Belle, un surnom de conte de fées. Une petite princesse dont le corps trempé et recouvert d'une couverture repose sur la berge du petit canal. Étranglée, jetée dans le canal.
Elle avait dix ans, elle était connue de tous, aimée de tous.
Qui a pu perpétrer un tel crime, en ces temps où le crime est déjà légion à quelques kilomètres de là, sur le front ?
Le narrateur raconte, vingt ans plus tard, le froid polaire de cette matinée de décembre 1917, l'arrogance imbécile du juge, l'embarras du témoin qui a vu flotter le petit corps dans l'eau glacée et a donné l'alarme, les deux gendarmes.
Et le silence des canons, si rare.
Tout lui revient, une fois ce fil tiré, qui marque une frontière définitive entre la vie d'avant et le peu qui lui reste ensuite.
Parce que, jusqu'en décembre 1917, la vie avait tout de même des couleurs, gardait une certaine douceur, malgré les premiers coups de butoir, le canon qui tonnait en permanence à l'horizon, les troupes qui passaient dans le village pour monter au front ou en revenir, les blessés amenés à la clinique transformée en hôpital de campagne, les estropiés, amputés, défigurés errant dans les rues en attendant d'être rapatriés à l'arrière.
Il y avait encore des espérances, des joies, des plaisirs, en dépit de tout.
Il y avait la présence radieuse de Clémence, la beauté et le doux sourire égal de la jeune institutrice venue remplacer un instituteur rongé par les fantômes des tranchées, la fraîcheur de lys de la petite Belle.
Les notables remplissaient leur rôle de notables.
Etre procureur ou juge n'était pas anodin : cela vous posait quelqu'un dans la société, lequel profitait alors d'un respect sans rapport avec ses qualités personnelles.
Le narrateur dit le village, le procureur Destinat, veuf vivant seul dans son immense maison, le juge Mierck bâfrant des oeufs mollets sur la scène de crime, le maire tout tourneboulé de l'arrivée de la si jolie institutrice, les gens qu'il connaît depuis toujours, et Clémence son épouse.
Par flashbacks successifs, passant d'une époque à l'autre, il noue à mots comptés les liens d'un filet qui l'emprisonne et l'étrangle au moment où il écrit.
Trop.
Trop de laideur, trop d'injustice, trop d'indifférence, trop de faiblesse, trop de ratés.
Et la barbarie au loin, visible du haut de la colline.
Elles sont bien grises, les âmes de ceux qui restent, ayant survécu à la guerre, aux drames, le pas lourd de souvenirs et de regrets.
Et comme
Philippe Claudel les raconte bien !
Comme il nous les rend proches !
Leur humanité et ses faiblesses éclatent derrière chacune d'entre el
les, âmes grises n'ayant pu conserver l'innocence des premières années, frottées aux cendres du temps sans avoir pour la plupart basculé dans un mal absolu.
L'alternance des souvenirs du narrateur, des époques et de ce qu'il sait des différents protagonistes nous fait découvrir au fil des pages l'ampleur de l'impact du crime.
Nul n'est épargné.
Il y a ceux qui en sont marqués à vie et ceux dont le crime révèle la médiocrité, voire la cruauté gratuite.
Le narrateur, lui, est hanté par la déferlante qui a dévasté sa vie.
Seul.
Sa solitude en miroir à une autre.
Abîmé.
Les mots de
Philippe Claudel accompagnent cette détresse dans laquelle on s'enfonce avec lui, avec ces vies qui s'emboitent et forment un motif mouvant.
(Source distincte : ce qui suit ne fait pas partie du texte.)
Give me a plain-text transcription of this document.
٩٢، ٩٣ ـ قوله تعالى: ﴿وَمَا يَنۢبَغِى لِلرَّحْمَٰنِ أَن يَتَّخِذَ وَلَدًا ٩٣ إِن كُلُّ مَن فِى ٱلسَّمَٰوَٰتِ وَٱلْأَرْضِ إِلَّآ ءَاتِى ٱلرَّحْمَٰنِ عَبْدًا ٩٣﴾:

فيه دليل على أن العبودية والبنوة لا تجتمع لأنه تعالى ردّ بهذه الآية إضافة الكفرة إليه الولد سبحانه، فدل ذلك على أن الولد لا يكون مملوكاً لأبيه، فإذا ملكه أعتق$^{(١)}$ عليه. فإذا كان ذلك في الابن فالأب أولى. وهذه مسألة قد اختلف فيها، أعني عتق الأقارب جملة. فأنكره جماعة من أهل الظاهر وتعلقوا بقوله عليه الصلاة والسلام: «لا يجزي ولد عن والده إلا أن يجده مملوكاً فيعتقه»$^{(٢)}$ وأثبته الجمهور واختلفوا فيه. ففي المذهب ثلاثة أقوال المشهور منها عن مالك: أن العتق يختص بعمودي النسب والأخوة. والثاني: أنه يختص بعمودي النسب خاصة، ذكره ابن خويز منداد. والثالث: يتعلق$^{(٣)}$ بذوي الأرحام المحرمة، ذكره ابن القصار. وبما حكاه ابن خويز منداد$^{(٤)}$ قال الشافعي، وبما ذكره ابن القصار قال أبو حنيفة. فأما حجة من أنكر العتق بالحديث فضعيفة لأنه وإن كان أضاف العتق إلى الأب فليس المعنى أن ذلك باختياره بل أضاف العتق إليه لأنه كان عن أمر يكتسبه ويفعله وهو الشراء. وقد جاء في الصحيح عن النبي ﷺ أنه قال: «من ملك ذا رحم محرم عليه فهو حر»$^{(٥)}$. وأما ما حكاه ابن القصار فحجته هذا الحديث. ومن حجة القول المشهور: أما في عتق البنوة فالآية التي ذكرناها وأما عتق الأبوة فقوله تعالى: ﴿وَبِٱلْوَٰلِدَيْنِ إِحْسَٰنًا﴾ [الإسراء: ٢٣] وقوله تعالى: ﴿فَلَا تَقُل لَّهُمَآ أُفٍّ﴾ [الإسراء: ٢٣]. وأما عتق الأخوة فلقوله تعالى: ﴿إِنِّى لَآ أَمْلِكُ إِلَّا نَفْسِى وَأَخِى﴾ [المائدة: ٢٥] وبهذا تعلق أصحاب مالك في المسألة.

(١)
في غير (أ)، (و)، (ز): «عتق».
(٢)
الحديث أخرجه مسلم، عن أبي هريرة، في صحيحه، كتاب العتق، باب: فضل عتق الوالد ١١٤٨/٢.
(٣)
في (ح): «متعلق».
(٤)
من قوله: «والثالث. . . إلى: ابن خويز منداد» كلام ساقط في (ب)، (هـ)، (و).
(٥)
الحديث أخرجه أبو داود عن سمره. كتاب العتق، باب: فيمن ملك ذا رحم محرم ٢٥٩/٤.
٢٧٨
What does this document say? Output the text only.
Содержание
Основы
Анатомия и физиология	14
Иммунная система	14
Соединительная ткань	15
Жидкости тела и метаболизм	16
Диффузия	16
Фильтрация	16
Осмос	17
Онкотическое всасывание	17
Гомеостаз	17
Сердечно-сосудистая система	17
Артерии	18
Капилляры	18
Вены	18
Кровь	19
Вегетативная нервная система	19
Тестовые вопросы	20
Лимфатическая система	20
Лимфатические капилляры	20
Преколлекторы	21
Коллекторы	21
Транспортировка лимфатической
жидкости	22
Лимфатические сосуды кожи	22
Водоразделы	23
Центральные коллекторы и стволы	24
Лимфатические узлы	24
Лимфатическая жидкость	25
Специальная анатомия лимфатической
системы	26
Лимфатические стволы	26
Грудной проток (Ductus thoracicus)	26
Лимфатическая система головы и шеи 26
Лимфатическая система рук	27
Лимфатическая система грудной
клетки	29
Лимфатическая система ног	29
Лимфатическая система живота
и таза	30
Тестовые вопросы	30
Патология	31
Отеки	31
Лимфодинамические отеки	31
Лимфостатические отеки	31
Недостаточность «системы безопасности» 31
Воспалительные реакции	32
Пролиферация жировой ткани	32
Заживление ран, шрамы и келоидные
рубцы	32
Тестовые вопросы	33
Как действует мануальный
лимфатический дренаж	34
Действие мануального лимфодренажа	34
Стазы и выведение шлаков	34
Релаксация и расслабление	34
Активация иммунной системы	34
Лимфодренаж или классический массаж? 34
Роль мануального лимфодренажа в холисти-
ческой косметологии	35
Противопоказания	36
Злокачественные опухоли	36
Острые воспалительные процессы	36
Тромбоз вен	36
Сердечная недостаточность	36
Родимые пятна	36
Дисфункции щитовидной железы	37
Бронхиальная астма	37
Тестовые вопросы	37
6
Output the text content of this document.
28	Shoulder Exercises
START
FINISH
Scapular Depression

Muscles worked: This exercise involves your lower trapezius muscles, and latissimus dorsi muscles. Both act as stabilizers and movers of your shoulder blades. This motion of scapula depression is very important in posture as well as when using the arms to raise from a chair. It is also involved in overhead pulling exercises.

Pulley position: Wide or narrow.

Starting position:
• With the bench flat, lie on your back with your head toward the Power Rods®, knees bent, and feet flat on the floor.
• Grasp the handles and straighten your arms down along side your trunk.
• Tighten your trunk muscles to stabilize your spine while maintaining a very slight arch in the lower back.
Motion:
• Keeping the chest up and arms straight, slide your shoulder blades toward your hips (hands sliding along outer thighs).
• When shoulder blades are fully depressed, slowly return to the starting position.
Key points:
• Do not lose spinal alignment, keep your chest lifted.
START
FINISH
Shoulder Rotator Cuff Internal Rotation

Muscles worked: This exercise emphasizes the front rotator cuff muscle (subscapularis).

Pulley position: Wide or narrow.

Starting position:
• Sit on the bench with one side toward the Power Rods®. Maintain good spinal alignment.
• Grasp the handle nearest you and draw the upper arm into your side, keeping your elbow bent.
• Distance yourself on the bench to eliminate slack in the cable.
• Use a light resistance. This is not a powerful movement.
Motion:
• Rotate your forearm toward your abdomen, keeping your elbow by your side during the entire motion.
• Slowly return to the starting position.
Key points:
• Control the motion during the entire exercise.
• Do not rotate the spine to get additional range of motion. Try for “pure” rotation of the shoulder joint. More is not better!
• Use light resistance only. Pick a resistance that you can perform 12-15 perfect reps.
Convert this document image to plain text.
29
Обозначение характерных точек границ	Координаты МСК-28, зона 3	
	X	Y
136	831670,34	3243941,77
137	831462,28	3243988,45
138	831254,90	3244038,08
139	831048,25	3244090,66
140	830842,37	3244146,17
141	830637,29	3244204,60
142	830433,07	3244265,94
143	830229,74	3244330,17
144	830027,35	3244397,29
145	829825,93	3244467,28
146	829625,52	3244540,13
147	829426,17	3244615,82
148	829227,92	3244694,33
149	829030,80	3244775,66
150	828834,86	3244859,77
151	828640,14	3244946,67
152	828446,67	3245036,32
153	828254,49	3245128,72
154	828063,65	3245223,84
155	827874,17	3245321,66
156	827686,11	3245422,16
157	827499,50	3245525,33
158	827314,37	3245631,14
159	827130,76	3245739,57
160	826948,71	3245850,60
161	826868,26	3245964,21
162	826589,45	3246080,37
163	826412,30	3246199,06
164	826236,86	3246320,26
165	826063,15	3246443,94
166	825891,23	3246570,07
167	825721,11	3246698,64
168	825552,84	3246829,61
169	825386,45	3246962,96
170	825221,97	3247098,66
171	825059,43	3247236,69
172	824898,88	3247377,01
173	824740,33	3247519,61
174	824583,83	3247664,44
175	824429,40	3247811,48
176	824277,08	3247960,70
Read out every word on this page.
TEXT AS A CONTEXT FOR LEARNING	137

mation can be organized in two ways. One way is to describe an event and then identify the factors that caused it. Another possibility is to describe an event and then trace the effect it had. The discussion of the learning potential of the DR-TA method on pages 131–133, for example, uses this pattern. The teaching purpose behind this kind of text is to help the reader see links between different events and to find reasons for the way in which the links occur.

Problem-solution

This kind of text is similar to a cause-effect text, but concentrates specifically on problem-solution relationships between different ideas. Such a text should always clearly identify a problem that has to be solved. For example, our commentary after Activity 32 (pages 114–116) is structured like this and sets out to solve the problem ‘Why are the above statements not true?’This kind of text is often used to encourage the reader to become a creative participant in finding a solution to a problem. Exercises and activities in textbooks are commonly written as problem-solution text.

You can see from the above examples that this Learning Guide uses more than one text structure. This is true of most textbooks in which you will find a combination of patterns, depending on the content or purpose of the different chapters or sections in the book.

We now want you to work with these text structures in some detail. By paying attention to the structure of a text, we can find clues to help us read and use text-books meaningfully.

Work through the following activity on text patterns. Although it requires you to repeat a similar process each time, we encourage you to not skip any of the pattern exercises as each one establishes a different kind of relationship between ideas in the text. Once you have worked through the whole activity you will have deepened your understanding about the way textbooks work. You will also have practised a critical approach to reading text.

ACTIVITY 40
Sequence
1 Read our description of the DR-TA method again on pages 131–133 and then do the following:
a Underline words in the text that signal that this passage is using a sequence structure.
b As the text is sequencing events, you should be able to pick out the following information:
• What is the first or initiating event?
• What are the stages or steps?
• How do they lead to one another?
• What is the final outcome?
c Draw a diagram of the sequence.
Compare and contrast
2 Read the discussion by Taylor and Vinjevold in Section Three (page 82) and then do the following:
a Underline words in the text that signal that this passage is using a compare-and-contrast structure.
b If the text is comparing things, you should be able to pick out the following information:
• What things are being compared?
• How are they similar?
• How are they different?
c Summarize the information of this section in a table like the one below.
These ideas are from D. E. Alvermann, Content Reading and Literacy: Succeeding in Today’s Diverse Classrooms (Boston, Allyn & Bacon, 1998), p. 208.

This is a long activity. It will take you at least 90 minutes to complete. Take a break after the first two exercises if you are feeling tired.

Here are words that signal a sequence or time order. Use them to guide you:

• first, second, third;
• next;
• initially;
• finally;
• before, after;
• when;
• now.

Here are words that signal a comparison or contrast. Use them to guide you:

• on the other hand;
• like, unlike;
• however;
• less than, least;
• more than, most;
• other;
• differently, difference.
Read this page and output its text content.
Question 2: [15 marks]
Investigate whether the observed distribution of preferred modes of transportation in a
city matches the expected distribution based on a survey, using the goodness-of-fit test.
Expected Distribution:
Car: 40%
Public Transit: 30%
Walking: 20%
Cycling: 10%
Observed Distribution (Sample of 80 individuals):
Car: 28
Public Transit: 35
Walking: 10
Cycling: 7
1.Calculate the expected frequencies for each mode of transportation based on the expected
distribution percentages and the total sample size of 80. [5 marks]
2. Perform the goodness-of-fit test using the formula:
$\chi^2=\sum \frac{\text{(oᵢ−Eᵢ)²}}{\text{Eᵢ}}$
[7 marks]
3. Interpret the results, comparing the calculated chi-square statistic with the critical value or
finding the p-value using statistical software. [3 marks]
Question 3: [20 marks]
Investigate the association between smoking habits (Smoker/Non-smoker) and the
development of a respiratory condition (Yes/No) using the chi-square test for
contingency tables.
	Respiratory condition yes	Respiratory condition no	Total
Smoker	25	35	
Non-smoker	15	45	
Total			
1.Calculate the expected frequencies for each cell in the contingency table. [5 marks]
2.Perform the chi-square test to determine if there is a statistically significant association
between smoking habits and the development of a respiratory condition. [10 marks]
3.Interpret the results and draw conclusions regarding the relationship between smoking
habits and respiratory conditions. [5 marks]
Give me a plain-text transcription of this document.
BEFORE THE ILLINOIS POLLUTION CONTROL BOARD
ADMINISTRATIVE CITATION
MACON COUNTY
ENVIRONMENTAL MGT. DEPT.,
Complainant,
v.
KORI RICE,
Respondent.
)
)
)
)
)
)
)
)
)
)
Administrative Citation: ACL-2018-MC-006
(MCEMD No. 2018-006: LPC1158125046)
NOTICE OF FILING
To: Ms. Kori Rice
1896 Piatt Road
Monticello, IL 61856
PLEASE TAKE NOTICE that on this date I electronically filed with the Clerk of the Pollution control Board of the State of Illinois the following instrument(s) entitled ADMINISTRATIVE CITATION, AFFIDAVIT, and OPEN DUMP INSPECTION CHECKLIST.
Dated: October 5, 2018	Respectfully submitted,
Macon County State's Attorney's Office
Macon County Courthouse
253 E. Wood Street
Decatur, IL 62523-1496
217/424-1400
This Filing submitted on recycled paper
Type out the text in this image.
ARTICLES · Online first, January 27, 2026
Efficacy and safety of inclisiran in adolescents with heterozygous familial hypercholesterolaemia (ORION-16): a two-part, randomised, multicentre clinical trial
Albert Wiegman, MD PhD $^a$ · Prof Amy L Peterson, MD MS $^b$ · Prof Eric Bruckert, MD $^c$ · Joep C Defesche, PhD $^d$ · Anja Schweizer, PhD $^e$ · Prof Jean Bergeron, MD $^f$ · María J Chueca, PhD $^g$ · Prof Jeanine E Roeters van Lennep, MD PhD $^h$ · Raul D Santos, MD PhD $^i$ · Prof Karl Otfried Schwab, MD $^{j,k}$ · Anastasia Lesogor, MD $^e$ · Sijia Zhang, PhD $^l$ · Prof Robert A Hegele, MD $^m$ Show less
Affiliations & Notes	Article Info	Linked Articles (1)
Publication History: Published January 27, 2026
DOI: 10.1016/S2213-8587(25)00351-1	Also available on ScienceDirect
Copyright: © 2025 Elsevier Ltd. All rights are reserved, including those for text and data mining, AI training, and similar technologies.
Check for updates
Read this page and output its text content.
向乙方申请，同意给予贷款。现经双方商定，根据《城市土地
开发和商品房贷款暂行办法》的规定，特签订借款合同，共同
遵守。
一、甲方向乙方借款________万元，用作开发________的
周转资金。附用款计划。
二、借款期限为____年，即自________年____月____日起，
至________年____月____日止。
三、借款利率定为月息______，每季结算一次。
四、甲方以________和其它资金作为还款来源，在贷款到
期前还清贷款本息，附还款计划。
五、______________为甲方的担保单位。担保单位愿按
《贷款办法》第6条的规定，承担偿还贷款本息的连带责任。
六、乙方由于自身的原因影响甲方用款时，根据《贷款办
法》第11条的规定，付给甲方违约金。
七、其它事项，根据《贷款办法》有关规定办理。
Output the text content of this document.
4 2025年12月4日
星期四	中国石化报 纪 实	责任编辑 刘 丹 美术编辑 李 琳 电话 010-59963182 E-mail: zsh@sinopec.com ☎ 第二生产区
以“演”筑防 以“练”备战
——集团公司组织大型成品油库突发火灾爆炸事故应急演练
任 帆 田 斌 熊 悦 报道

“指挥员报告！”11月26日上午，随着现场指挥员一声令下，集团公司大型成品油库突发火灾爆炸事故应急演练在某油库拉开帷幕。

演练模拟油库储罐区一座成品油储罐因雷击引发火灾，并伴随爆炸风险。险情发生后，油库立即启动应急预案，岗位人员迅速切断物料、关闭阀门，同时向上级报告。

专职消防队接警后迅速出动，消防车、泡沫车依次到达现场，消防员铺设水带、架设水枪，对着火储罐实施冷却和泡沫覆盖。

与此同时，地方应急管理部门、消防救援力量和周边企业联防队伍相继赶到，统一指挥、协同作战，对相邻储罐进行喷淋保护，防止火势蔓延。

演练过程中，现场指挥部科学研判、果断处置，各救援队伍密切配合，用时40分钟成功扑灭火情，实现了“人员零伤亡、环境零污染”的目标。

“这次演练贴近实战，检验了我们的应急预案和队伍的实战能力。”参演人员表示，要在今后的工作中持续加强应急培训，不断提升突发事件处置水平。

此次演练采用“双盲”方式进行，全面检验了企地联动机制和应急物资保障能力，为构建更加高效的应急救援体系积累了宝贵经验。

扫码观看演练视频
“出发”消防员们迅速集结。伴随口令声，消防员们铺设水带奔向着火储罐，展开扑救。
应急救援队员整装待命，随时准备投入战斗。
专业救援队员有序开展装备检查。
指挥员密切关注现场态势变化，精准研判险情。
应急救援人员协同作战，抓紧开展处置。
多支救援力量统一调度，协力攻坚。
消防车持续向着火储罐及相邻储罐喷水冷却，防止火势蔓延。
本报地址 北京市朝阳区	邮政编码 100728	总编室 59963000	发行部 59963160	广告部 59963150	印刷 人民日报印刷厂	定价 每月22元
La vérité est mouvante, jusqu'aux dernières lignes.
Lu d'un seul souffle.
Saisie par cette tragédie qui se tricote patiente, implacable, allant inéluctablement à son terme violent.
Me restera l'image de ces présences lumineuses, Clémence, Lysia, Belle, étincelles de beauté et de vie dans ce monde qui s'enlaidit au quotidien, échouant à maintenir la barbarie sur la ligne de front à quelques kilomètres de là.